Our third panelist is enrolled at NYU and has been fortunate enough to be able to take advantage of his school’s “Go Local” program, which allows him to attend classes at the satellite campus here in Shanghai.
Campus life for our fourth panelist, who is attending the University of Toronto, seems to be closer to what one might expect. Though classes still take place via Zoom, he shares that students are allowed to convene in small groups while still practicing social distancing and wearing masks.
What is the most important thing to consider when choosing a school?
Our panelist at NYU, urges students to look past school rank and reputation and focus more on fit, stating, “I believe, and our counselors talk a lot about this, it’s a lot about how well the school fits you and you fit into the school.” He continues, “It is best to consider what environment would be better for you and how you work.”
To this, our panelist at Davidson adds, “I initially thought I wanted to attend a really big school in the US, but when I visited Davidson, I really liked the liberal arts education format of a smaller school, so that’s really what pushed me to apply.”
Program type and scholarship options were important considerations for our Elon student who was admitted to the school’s Honors Fellows Program.

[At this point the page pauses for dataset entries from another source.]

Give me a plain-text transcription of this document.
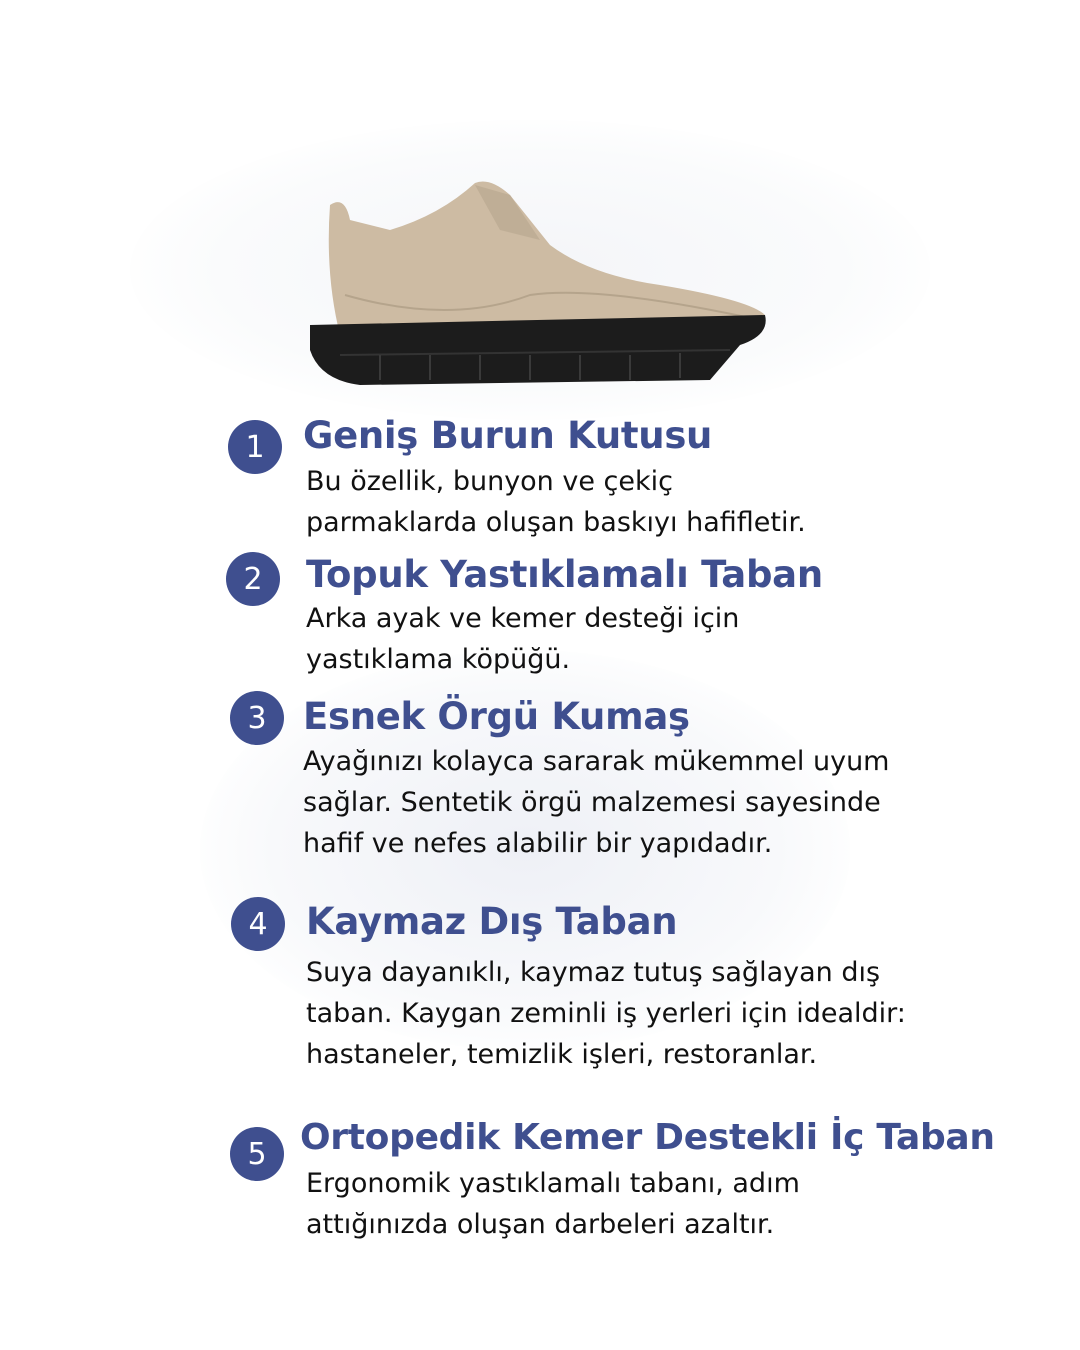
1	Geniş Burun Kutusu
Bu özellik, bunyon ve çekiç
parmaklarda oluşan baskıyı hafifletir.
2	Topuk Yastıklamalı Taban
Arka ayak ve kemer desteği için
yastıklama köpüğü.
3 Esnek Örgü Kumaş
Ayağınızı kolayca sararak mükemmel uyum
sağlar. Sentetik örgü malzemesi sayesinde
hafif ve nefes alabilir bir yapıdadır.
4	Kaymaz Dış Taban
Suya dayanıklı, kaymaz tutuş sağlayan dış
taban. Kaygan zeminli iş yerleri için idealdir:
hastaneler, temizlik işleri, restoranlar.
5 Ortopedik Kemer Destekli İç Taban
Ergonomik yastıklamalı tabanı, adım
attığınızda oluşan darbeleri azaltır.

She shares, “I was definitely looking at fit, but also getting into a good program that offered a good scholarship was a game changer for me in deciding where I wanted to go.”
What is one thing you would have done differently during the application process?
“The counselors told us to write our essays early so we would have more time to revise them, and I definitely wished that I had done that better,” admits the panelist at University of Toronto. “Especially,” he adds, “for those essays you write for entrance into special programs where they are not looking so much at scores but your experience and personality.”
Our NYU panelist confesses he could have been better organized and motivated during the process. “I found that I was much more motivated during the early application deadlines, but then became less motivated as time went by.”
And for our Elon student, she wished that she had asked for more help and sought advice from people who had already been through it.
What can seniors expect from college courses?
Panelists from both Elon and NYU agreed that university professors are more hands off, leaving students to their own schedules, organization and work habits. “It’s not like high school where if you are late on an assignment or miss a test the teachers will let you make it up,” shares the NYU panelist. “If you miss something, you’ll just get an F.”
To this, our University of Toronto panelist responds that he finds it helpful to tap into some of the resources available at his school. TAs, study groups and professor office hours have provided opportunities for him to ask questions and have helped keep him on track in his courses.
Do you feel like you were well prepared for university?
“I do feel like Concordia has prepared me for the workload and for the types of things I have been expected to do,” says our Elon panelist. “Concordia teachers were quite similar to my university teachers in that they expected a lot from me,” she adds.
“Concordia kids are smart,” declares the NYU panelist, “so there’s a bit of a competitiveness that makes you want to try more. So at my university, I’m already used to that level of student performance.”
How can students make the most of their last year of high school?
For this question, all four panelists agreed that seniors should value their friends and the time they to spend with them. After app season is finished, they suggest that seniors take time to relax and enjoy the final days of high school because they’ll be expected to work hard as soon as they start university.